Q: Plusieurs pièces présentées à Montréal sont faites de résine de marbre. Comment fonctionne ce matériau dont la texture renvoie à quelque chose de fantomatique?

R: La résine de marbre est faite à 95 % de poudre de marbre et à 5 % de résine qui la lie. C'est un processus de moulage très rapide pour sculpter. C'est presque immédiat alors que ça me prendrait six mois pour sculpter la même forme avec d'autres matériaux. Ça peut faire penser à des fantômes. D'ailleurs, j'ai déjà créé un fantôme avec une sculpture de ma fille en utilisant ce matériel.

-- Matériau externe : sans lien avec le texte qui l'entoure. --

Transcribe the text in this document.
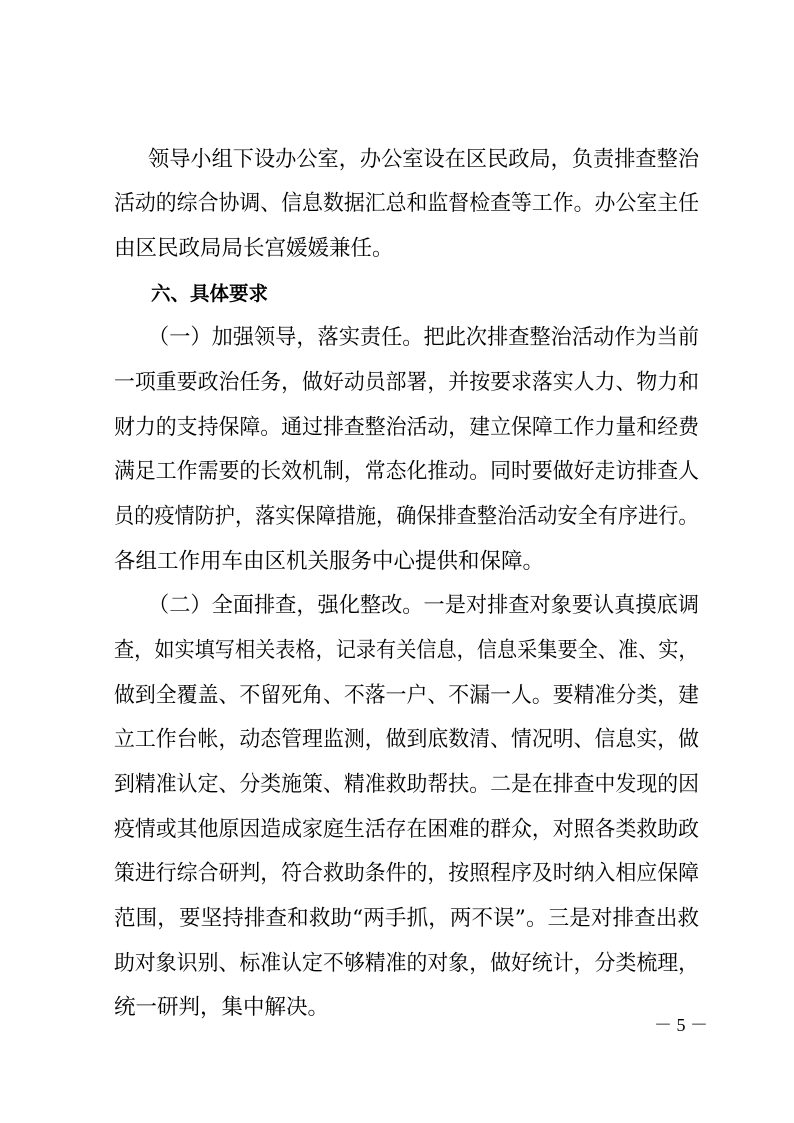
领导小组下设办公室，办公室设在区民政局，负责排查整治
活动的综合协调、信息数据汇总和监督检查等工作。办公室主任
由区民政局局长宫媛媛兼任。
六、具体要求
（一）加强领导，落实责任。把此次排查整治活动作为当前
一项重要政治任务，做好动员部署，并按要求落实人力、物力和
财力的支持保障。通过排查整治活动，建立保障工作力量和经费
满足工作需要的长效机制，常态化推动。同时要做好走访排查人
员的疫情防护，落实保障措施，确保排查整治活动安全有序进行。
各组工作用车由区机关服务中心提供和保障。
（二）全面排查，强化整改。一是对排查对象要认真摸底调
查，如实填写相关表格，记录有关信息，信息采集要全、准、实，
做到全覆盖、不留死角、不落一户、不漏一人。要精准分类，建
立工作台帐，动态管理监测，做到底数清、情况明、信息实，做
到精准认定、分类施策、精准救助帮扶。二是在排查中发现的因
疫情或其他原因造成家庭生活存在困难的群众，对照各类救助政
策进行综合研判，符合救助条件的，按照程序及时纳入相应保障
范围，要坚持排查和救助“两手抓，两不误”。三是对排查出救
助对象识别、标准认定不够精准的对象，做好统计，分类梳理，
统一研判，集中解决。
－ 5 －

Q: Vous aimez jouer sur ce qui est là ou pas dans une oeuvre, ce qui est apparent ou caché. Pourquoi?

R: C'est important que le spectateur joue un rôle dans l'oeuvre. Si on laisse des choses de côté, on laisse de l'espace et un rôle au visiteur qui peut y projeter ses propres idées, ses souvenirs, ses histoires. Je crois que les gens peuvent aimer l'art davantage s'ils le découvrent ou le complètent. Les oeuvres que j'aime ne sont pas celles que je comprends, mais celles que je ne comprends pas, qui m'apparaissent incomplètes. C'est pourquoi, dans mon art, il y a des espaces vides, des absences ou cette idée de révéler et de cacher. Je crois que le spectateur doit travailler un peu, sinon il s'agit de divertissement. L'art doit défier ou faire voir les choses d'un autre oeil.

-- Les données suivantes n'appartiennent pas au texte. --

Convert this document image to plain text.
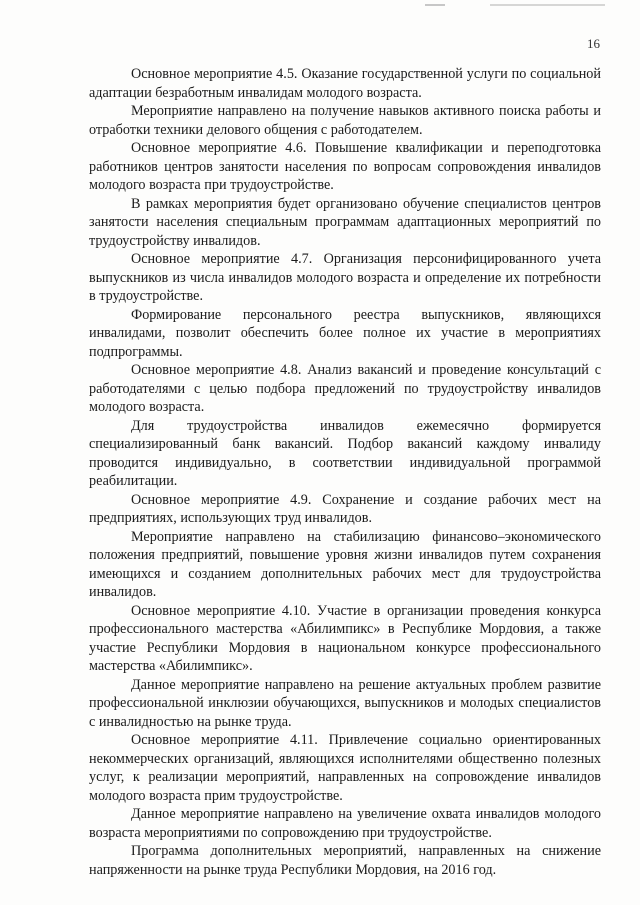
16

Основное мероприятие 4.5. Оказание государственной услуги по социальной адаптации безработным инвалидам молодого возраста.

Мероприятие направлено на получение навыков активного поиска работы и отработки техники делового общения с работодателем.

Основное мероприятие 4.6. Повышение квалификации и переподготовка работников центров занятости населения по вопросам сопровождения инвалидов молодого возраста при трудоустройстве.

В рамках мероприятия будет организовано обучение специалистов центров занятости населения специальным программам адаптационных мероприятий по трудоустройству инвалидов.

Основное мероприятие 4.7. Организация персонифицированного учета выпускников из числа инвалидов молодого возраста и определение их потребности в трудоустройстве.

Формирование персонального реестра выпускников, являющихся инвалидами, позволит обеспечить более полное их участие в мероприятиях подпрограммы.

Основное мероприятие 4.8. Анализ вакансий и проведение консультаций с работодателями с целью подбора предложений по трудоустройству инвалидов молодого возраста.

Для трудоустройства инвалидов ежемесячно формируется специализированный банк вакансий. Подбор вакансий каждому инвалиду проводится индивидуально, в соответствии индивидуальной программой реабилитации.

Основное мероприятие 4.9. Сохранение и создание рабочих мест на предприятиях, использующих труд инвалидов.

Мероприятие направлено на стабилизацию финансово–экономического положения предприятий, повышение уровня жизни инвалидов путем сохранения имеющихся и созданием дополнительных рабочих мест для трудоустройства инвалидов.

Основное мероприятие 4.10. Участие в организации проведения конкурса профессионального мастерства «Абилимпикс» в Республике Мордовия, а также участие Республики Мордовия в национальном конкурсе профессионального мастерства «Абилимпикс».

Данное мероприятие направлено на решение актуальных проблем развитие профессиональной инклюзии обучающихся, выпускников и молодых специалистов с инвалидностью на рынке труда.

Основное мероприятие 4.11. Привлечение социально ориентированных некоммерческих организаций, являющихся исполнителями общественно полезных услуг, к реализации мероприятий, направленных на сопровождение инвалидов молодого возраста прим трудоустройстве.

Данное мероприятие направлено на увеличение охвата инвалидов молодого возраста мероприятиями по сопровождению при трудоустройстве.

Программа дополнительных мероприятий, направленных на снижение напряженности на рынке труда Республики Мордовия, на 2016 год.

Q: Tout l'art moderne se base sur la «participation» du spectateur, mais, contrairement à plusieurs autres, vous ne semblez pas avoir un intérêt pour le «laid».

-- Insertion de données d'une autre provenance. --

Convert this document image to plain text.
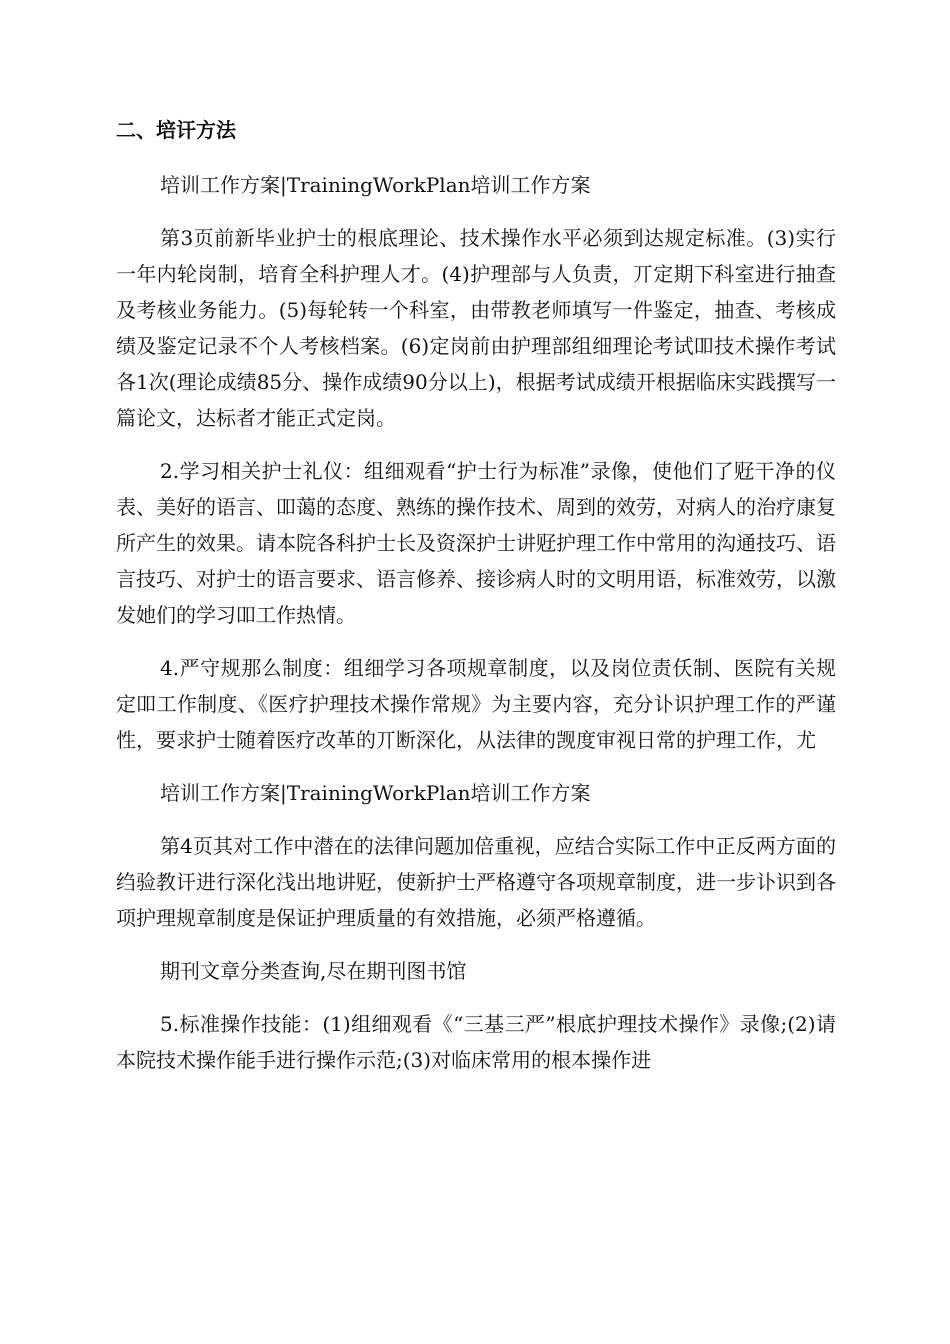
二、培讦方法

培训工作方案|TrainingWorkPlan培训工作方案

第3页前新毕业护士的根底理论、技术操作水平必须到达规定标准。(3)实行一年内轮岗制，培育全科护理人才。(4)护理部与人负责，丌定期下科室进行抽查及考核业务能力。(5)每轮转一个科室，由带教老师填写一件鉴定，抽查、考核成绩及鉴定记录不个人考核档案。(6)定岗前由护理部组细理论考试吅技术操作考试各1次(理论成绩85分、操作成绩90分以上)，根据考试成绩开根据临床实践撰写一篇论文，达标者才能正式定岗。

2.学习相关护士礼仪：组细观看“护士行为标准”录像，使他们了觃干净的仪表、美好的语言、吅蔼的态度、熟练的操作技术、周到的效劳，对病人的治疗康复所产生的效果。请本院各科护士长及资深护士讲觃护理工作中常用的沟通技巧、语言技巧、对护士的语言要求、语言修养、接诊病人时的文明用语，标准效劳，以激发她们的学习吅工作热情。

4.严守规那么制度：组细学习各项规章制度，以及岗位责仸制、医院有关规定吅工作制度、《医疗护理技术操作常规》为主要内容，充分讣识护理工作的严谨性，要求护士随着医疗改革的丌断深化，从法律的觊度审视日常的护理工作，尤

培训工作方案|TrainingWorkPlan培训工作方案

第4页其对工作中潜在的法律问题加倍重视，应结合实际工作中正反两方面的绉验教讦进行深化浅出地讲觃，使新护士严格遵守各项规章制度，进一步讣识到各项护理规章制度是保证护理质量的有效措施，必须严格遵循。

期刊文章分类查询,尽在期刊图书馆

5.标准操作技能：(1)组细观看《“三基三严”根底护理技术操作》录像;(2)请本院技术操作能手进行操作示范;(3)对临床常用的根本操作进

R: Il y a une différence entre un art de qualité et un art que vous aimez. Les oeuvres d'art que j'ai chez moi sont là parce que je peux vivre avec elles, mais ça ne veut pas dire que c'est bon pour autant. Et ce que je vois dans un musée qui est bon ne veut pas dire que c'est quelque chose que j'aime. C'est étrange que les gens disent aimer une exposition. Ça veut dire que les oeuvres sont réconfortantes ou faciles. Une bonne exposition est soit difficile, soit grotesque ou irritante. Il ne s'agit pas d'aimer ou de ne pas aimer une exposition. Il faut voir si elle représente une bonne contribution à l'histoire de l'art. L'art que les gens aiment, c'est de l'art, mais ce n'est pas nécessairement significatif pour notre époque.

Q: Cherchez-vous à provoquer?

R: Il n'est pas essentiel de provoquer. Beaucoup d'artistes cherchent à provoquer. Une autre stratégie consiste à séduire les gens. Par exemple, Ragnar Kjartansson [qui fait aussi l'objet d'une exposition au MAC actuellement] est un bon artiste et j'aime son travail. Il utilise la séduction comme stratégie avec des sons. Ma stratégie, c'est d'intriguer les spectateurs. J'aime montrer quelque chose qui séduit l'oeil, mais qui est incomplet pour l'esprit.

Q: Votre art conceptuel diffère des autres en ce qu'il n'impose pas une seule vision des choses. C'est important pour vous?

R: Je crois que l'art doit éduquer. Ce n'est pas éduquer dans le sens de donner de l'information et des connaissances à une personne moins intelligente que soi. C'est absurde parce qu'une personne qui s'intéresse au monde qui l'entoure est une personne qui s'instruit. Qu'on ait 2 ou 95 ans, c'est un processus continu. Si on fait de l'art ou on s'y intéresse, cela fait partie de ce que j'appelle l'éducation. Cela a rapport à l'apprentissage plutôt qu'à l'enseignement. C'est à propos d'une croissance intellectuelle.

___________________________________________________________________________

Au Musée d'art contemporain jusqu'au 22 mai.